Illegale Anwendung eines Lebendimpfstoffes

Das Landwirtschaftsministerium in Den Haag erließ am Dienstag-Abend der vergangenen Woche vorsorglich ein Exportverbot für Rinder, Schafe und Ziegen. Die Untersuchung der Blutproben der erkrankten Rinder im EU-Referenzlabor Pirbright in England brachte dann am Wochenende Gewissheit: Es handelte sich um den Blauzungentyp 6, der bislang weder in Europa, noch in den Ländern Nordafrikas aufgetreten war. Nach Informationen der EU-Kommission handelt es sich um einen „modifizierten Lebend­virus“ (MLV), der durch die illegale An­wendung eines Lebend­impfstoffes übertragen wurde. In Europa gibt es gegen den Typ 6 keinen zuge­lassenen Impfstoff. Der Vorsitzende des niederländischen Bauernverbandes LTO, Siem-Jan Schenk, sagte im Agrarisch Dagblad, nach der gerade erfolgreich verlaufenen Impfung gegen BTV 8 „wirft der Ausbruch des neuen Typs uns wieder weit zurück.“

Sperrzone in Teilen von Nordrhein-Westfalen

Für die betroffenen Regionen gelten nun die schon aus dem Jahr 2007 bekannten Tierseuchen-Regeln mit Sperr- und Kontrollzonen für den Han­del mit Wiederkäuern. Das niederländische Ministerium hat einen Handelsstopp für empfängliche Zucht- und Nutztiere aus der Zone im Radius von 20 Kilometer rund um die betroffenen Höfe erlassen. Von dieser 20 Kilometer gro­ßen Sperrzone sind auch landwirtschaftliche Betriebe im Raum Gronau und Nordhorn in Nordrhein-Westfalen betroffen. Die mit einem Radius von 150 Kilometer weiter gefasste Beobachtungs-Zone umfasst auch drei Viertel von Nord­rhein-Westfalen, außerdem das westliche Niedersachsen. Transporte aus der 150-Kilometer-Zo­ne he­raus sind nur möglich, wenn die Tiere in Quarantäne „klinisch unauffällig“ blieben. Für Schlachttiere, die unmittelbar zum nächsten Schlachthof transportiert werden, gelten Ausnahmen.

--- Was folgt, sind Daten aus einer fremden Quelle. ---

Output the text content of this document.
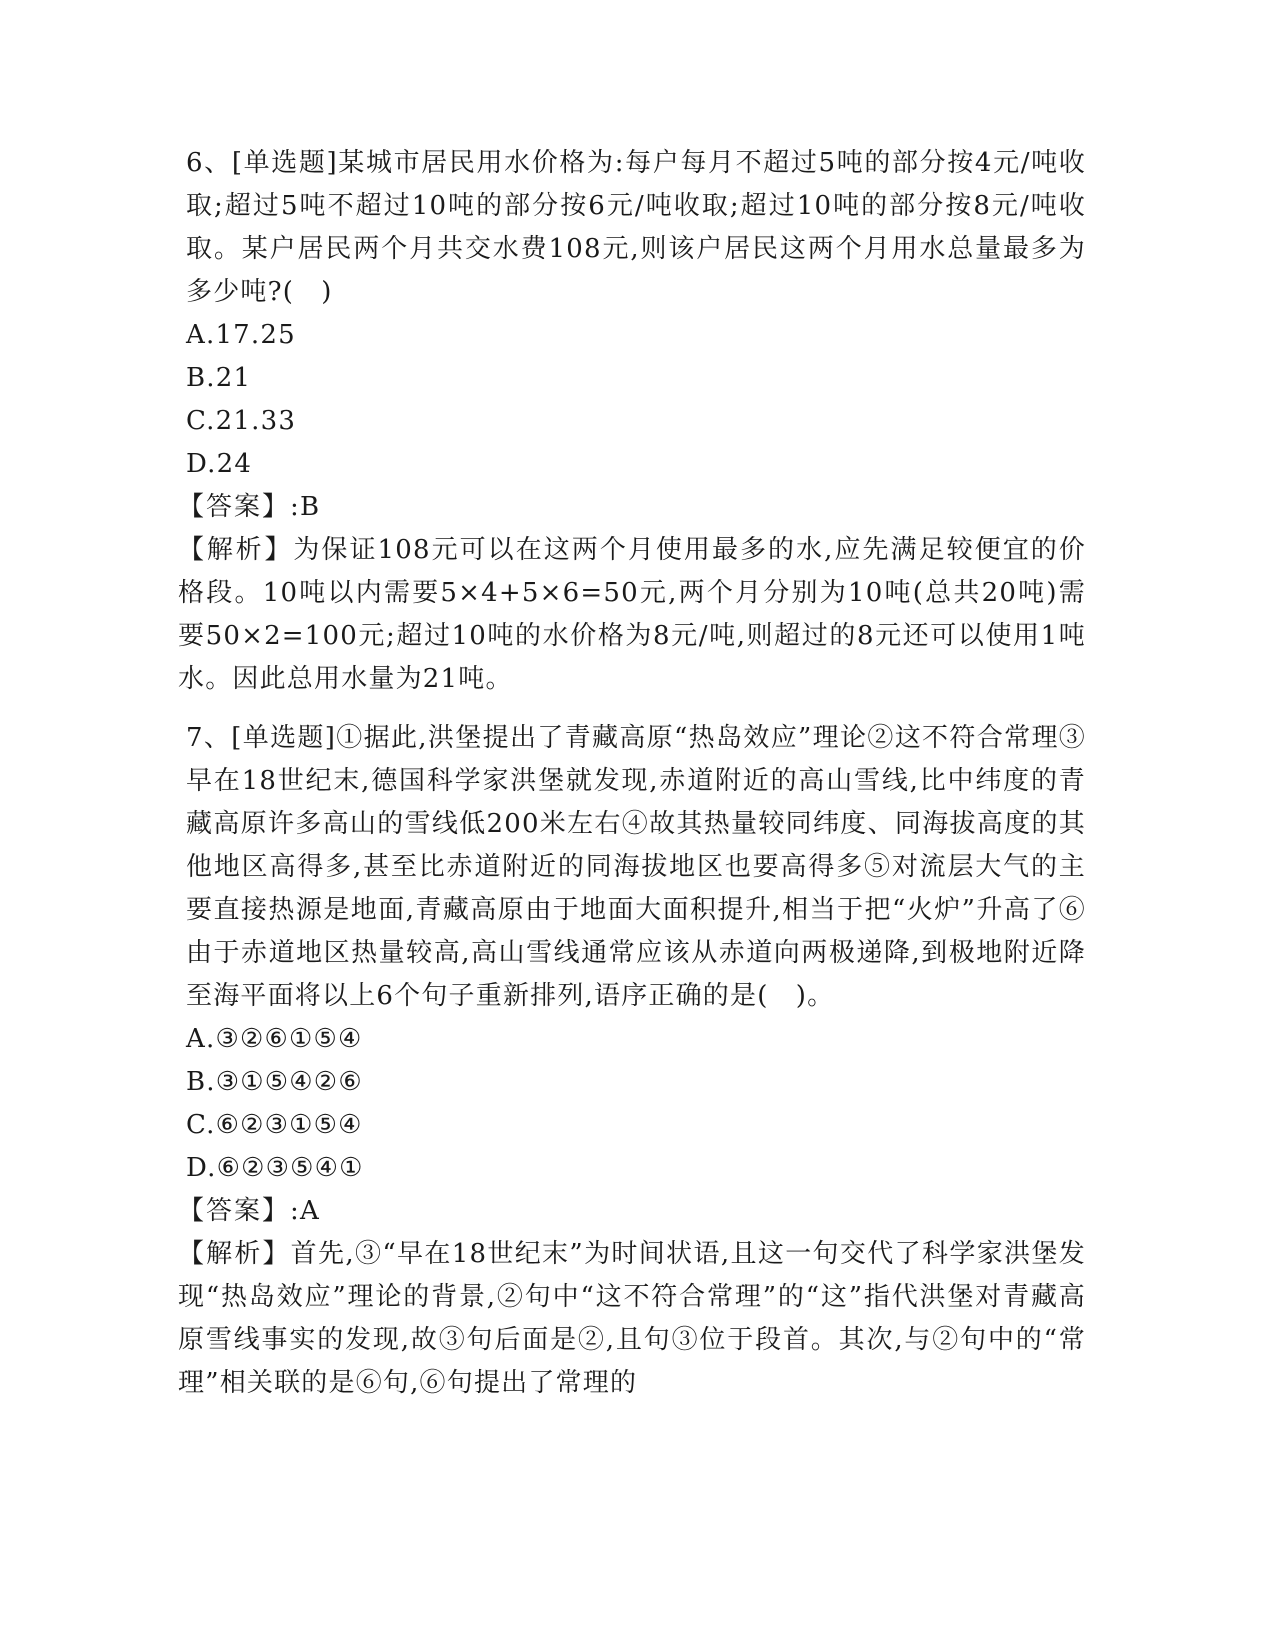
6、[单选题]某城市居民用水价格为:每户每月不超过5吨的部分按4元/吨收取;超过5吨不超过10吨的部分按6元/吨收取;超过10吨的部分按8元/吨收取。某户居民两个月共交水费108元,则该户居民这两个月用水总量最多为多少吨?(　)

A.17.25

B.21

C.21.33

D.24

【答案】:B

【解析】为保证108元可以在这两个月使用最多的水,应先满足较便宜的价格段。10吨以内需要5×4+5×6=50元,两个月分别为10吨(总共20吨)需要50×2=100元;超过10吨的水价格为8元/吨,则超过的8元还可以使用1吨水。因此总用水量为21吨。

7、[单选题]①据此,洪堡提出了青藏高原“热岛效应”理论②这不符合常理③早在18世纪末,德国科学家洪堡就发现,赤道附近的高山雪线,比中纬度的青藏高原许多高山的雪线低200米左右④故其热量较同纬度、同海拔高度的其他地区高得多,甚至比赤道附近的同海拔地区也要高得多⑤对流层大气的主要直接热源是地面,青藏高原由于地面大面积提升,相当于把“火炉”升高了⑥由于赤道地区热量较高,高山雪线通常应该从赤道向两极递降,到极地附近降至海平面将以上6个句子重新排列,语序正确的是(　)。

A.③②⑥①⑤④

B.③①⑤④②⑥

C.⑥②③①⑤④

D.⑥②③⑤④①

【答案】:A

【解析】首先,③“早在18世纪末”为时间状语,且这一句交代了科学家洪堡发现“热岛效应”理论的背景,②句中“这不符合常理”的“这”指代洪堡对青藏高原雪线事实的发现,故③句后面是②,且句③位于段首。其次,与②句中的“常理”相关联的是⑥句,⑥句提出了常理的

Für BTV 6 gibt es noch keinen Schnellnachweis

Die Einhaltung der Veterinärbestimmungen für den neu aufgetretenen Typ BTV 6 ist zurzeit allerdings schwierig. Denn anders als für den bekannten BTV 8 gibt es noch keinen schnellen Nachweistest für BTV 6. Hierzu muss das Virus aus einer infizierten Kuh isoliert werden, was derzeit im niederländischen Lelystad durchgeführt wird. Die 150-Kilometer-Zone reicht an keiner Stelle bis nach Hessen. Hessen und auch Rheinland-Pfalz sind also nicht betroffen von den neuen Fällen, jedenfalls nicht direkt. „Indirekt ja“, sagt Rudi Paul, Ge­schäfts­führer der Zucht- und Besamungsunion Hessen (ZBH) in Alsfeld. Denn die Sperr- und Kon­trollzonen der Europäischen Union reichen nun einmal nach Deutschland hinein, und ausländische Käufer für Zuchtvieh „reagieren sehr sensibel“. Jedenfalls dürfe man das Auftreten des neuen Blauzungentyps nicht unterschätzen, so Paul: „Das hat das vergangene Jahr gezeigt“.